Figure 1. Gene Network Analyses of stage specific RNA Seq data and Homeodomain Gene Function Associations. Differentially expressed genes were determined using EdgeR, with 2-3 biological replicates per life stage. The gene counts were normalized into Fragments Per Kilobase of transcript per Million mapped reads (FPKM), which were then averaged by life stage. The FPKM values for each gene were percent transformed, and then hierarchically clustered using Pearson correlation. Groups were chosen based on similar expression patterns, and are individually colored in the tree. Several of these clades were analyzed using Genemania, using an iterative process.
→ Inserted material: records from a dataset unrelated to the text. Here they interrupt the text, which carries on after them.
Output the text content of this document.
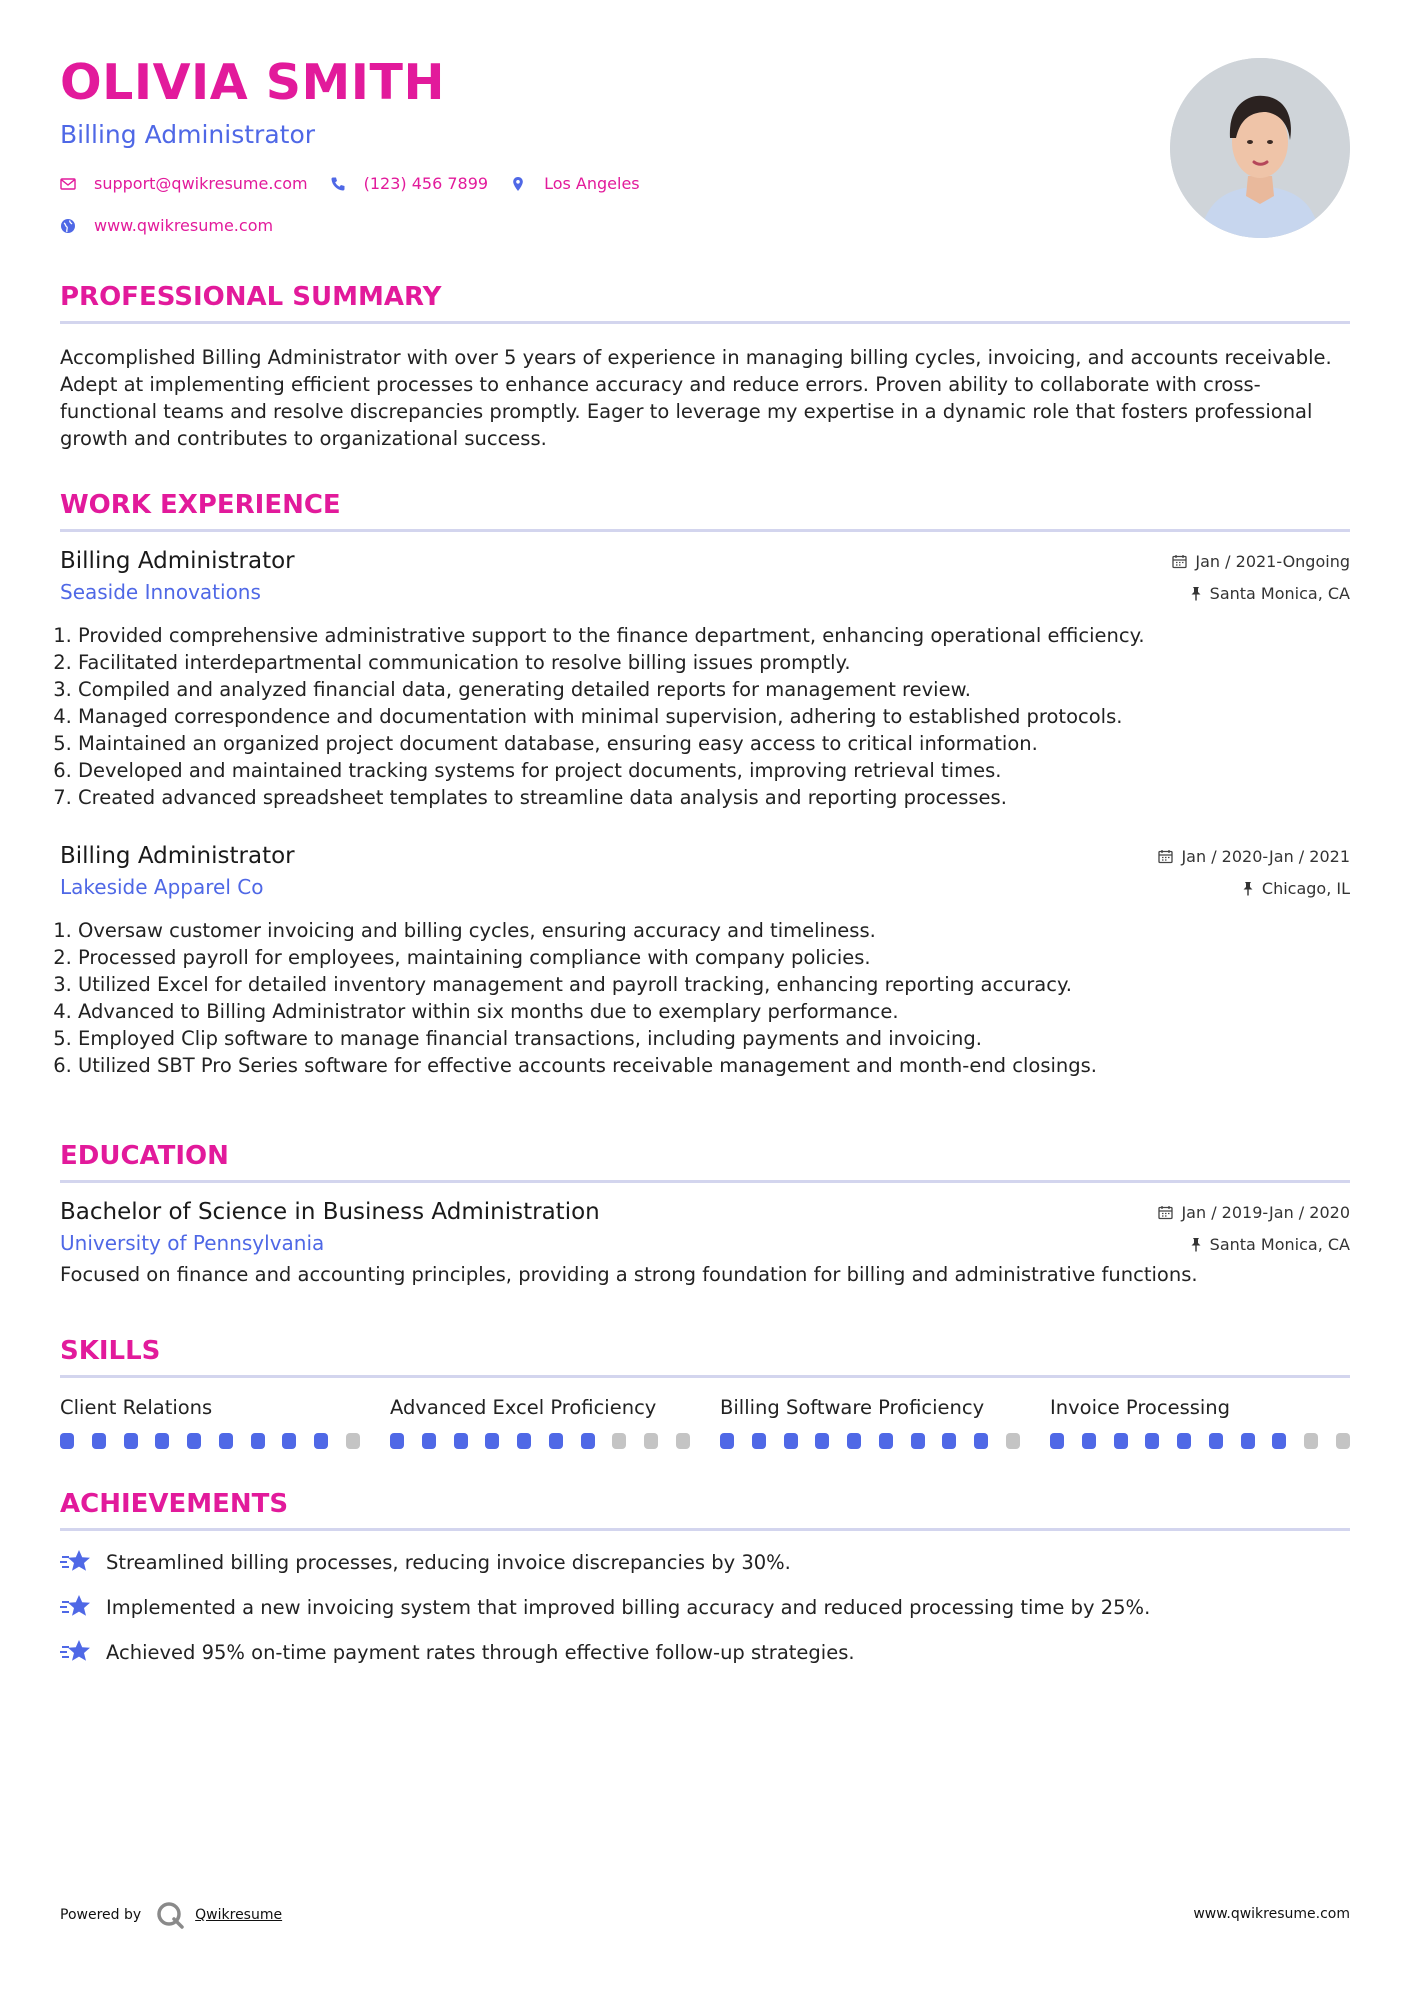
OLIVIA SMITH
Billing Administrator
support@qwikresume.com	(123) 456 7899	Los Angeles
www.qwikresume.com
PROFESSIONAL SUMMARY
Accomplished Billing Administrator with over 5 years of experience in managing billing cycles, invoicing, and accounts receivable. Adept at implementing efficient processes to enhance accuracy and reduce errors. Proven ability to collaborate with cross-functional teams and resolve discrepancies promptly. Eager to leverage my expertise in a dynamic role that fosters professional growth and contributes to organizational success.
WORK EXPERIENCE
Billing Administrator
Seaside Innovations
Jan / 2021-Ongoing
Santa Monica, CA
1. Provided comprehensive administrative support to the finance department, enhancing operational efficiency.
2. Facilitated interdepartmental communication to resolve billing issues promptly.
3. Compiled and analyzed financial data, generating detailed reports for management review.
4. Managed correspondence and documentation with minimal supervision, adhering to established protocols.
5. Maintained an organized project document database, ensuring easy access to critical information.
6. Developed and maintained tracking systems for project documents, improving retrieval times.
7. Created advanced spreadsheet templates to streamline data analysis and reporting processes.
Billing Administrator
Lakeside Apparel Co
Jan / 2020-Jan / 2021
Chicago, IL
1. Oversaw customer invoicing and billing cycles, ensuring accuracy and timeliness.
2. Processed payroll for employees, maintaining compliance with company policies.
3. Utilized Excel for detailed inventory management and payroll tracking, enhancing reporting accuracy.
4. Advanced to Billing Administrator within six months due to exemplary performance.
5. Employed Clip software to manage financial transactions, including payments and invoicing.
6. Utilized SBT Pro Series software for effective accounts receivable management and month-end closings.
EDUCATION
Bachelor of Science in Business Administration
University of Pennsylvania
Jan / 2019-Jan / 2020
Santa Monica, CA
Focused on finance and accounting principles, providing a strong foundation for billing and administrative functions.
SKILLS
Client Relations	Advanced Excel Proficiency	Billing Software Proficiency	Invoice Processing
ACHIEVEMENTS
Streamlined billing processes, reducing invoice discrepancies by 30%.
Implemented a new invoicing system that improved billing accuracy and reduced processing time by 25%.
Achieved 95% on-time payment rates through effective follow-up strategies.
Powered by	Qwikresume	www.qwikresume.com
Aurelia genes from the clusters were submitted as human or fruit fly gene lists, with names based on each gene’s best BLAST match (e-value cutoff 1e-5). Following network analysis, the analysis was re-run, restricted to Homeodomain-containing genes and their associated genes. Functional enrichment of this restricted network was predicted in Genemania using an FDR cutoff of 0.05.008.
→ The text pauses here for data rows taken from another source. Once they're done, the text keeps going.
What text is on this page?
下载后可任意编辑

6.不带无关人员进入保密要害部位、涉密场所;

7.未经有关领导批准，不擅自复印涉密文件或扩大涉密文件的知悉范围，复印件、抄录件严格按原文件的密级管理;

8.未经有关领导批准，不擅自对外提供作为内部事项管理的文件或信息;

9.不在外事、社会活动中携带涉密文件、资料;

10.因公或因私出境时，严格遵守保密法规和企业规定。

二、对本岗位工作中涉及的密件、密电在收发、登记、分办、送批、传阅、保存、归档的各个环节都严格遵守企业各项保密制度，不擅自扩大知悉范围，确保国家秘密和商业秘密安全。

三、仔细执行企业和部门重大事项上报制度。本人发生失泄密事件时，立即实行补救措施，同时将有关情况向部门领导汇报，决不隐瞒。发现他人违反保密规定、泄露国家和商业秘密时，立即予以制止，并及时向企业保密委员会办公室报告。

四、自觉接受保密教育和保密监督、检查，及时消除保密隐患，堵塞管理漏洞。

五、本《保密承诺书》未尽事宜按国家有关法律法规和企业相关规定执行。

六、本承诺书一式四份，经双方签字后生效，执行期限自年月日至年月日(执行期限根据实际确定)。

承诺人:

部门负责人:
There are different tentacle types in the medusa and polyp life history stages in Aurelia. These are effectively sensory organs, but also engaged in motor response to sensation. They provide an opportunity to further study how genetic regulatory processes differentiate a suite of complicated structures. Preparatory to such studies, we characterized the differences between these tentacles of Aurelia using confocal and electron microscopy (Gold et al. 2015) and found structural evidence of a previously unrecognized motor apparatus involved in extension of the polyp tentacles, in addition to the already known mechanisms for tentacle contraction.
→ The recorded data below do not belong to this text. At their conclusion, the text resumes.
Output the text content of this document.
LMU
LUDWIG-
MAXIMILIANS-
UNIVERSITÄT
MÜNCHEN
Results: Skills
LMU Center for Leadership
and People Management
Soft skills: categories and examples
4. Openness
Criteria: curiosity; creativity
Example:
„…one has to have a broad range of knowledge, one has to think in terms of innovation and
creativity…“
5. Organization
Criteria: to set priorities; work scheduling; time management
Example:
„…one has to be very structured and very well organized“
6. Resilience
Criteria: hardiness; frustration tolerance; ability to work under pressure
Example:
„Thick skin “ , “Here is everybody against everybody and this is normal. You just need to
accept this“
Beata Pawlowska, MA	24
Fig 2. Morphology of the polyp oral tentacle in Aurelia sp.1. All scale bars represent 50 μm. (A) Longitudinal section of tentacle, revealing the morphology and distribution of ectodermal (ec) and endodermal (en) cells. (B) A similar image showing the distribution of nuclei in the tentacle. Note the row of large, vacuolated cells in the endoderm. (C) Longitudinal section demonstrating how anti-Ttub can be used to identify cnidocytes. Examples where enlarged cells (caused by the presence of the cnidocyte capsule) are co-localized with crescent-shaped nuclei are labeled with arrows. (D) Phalloidin staining at the base of a tentacle. (E) A partial stack of confocal images, revealing the circumferential myofibrils (Cm) underneath the longitudinal musculature of the epitheliomuscular cells. (F) Circumfirential fibers in E, along with electron microscopy not shown document circumferential contration and a previously unrecognized extensional motor apparatus.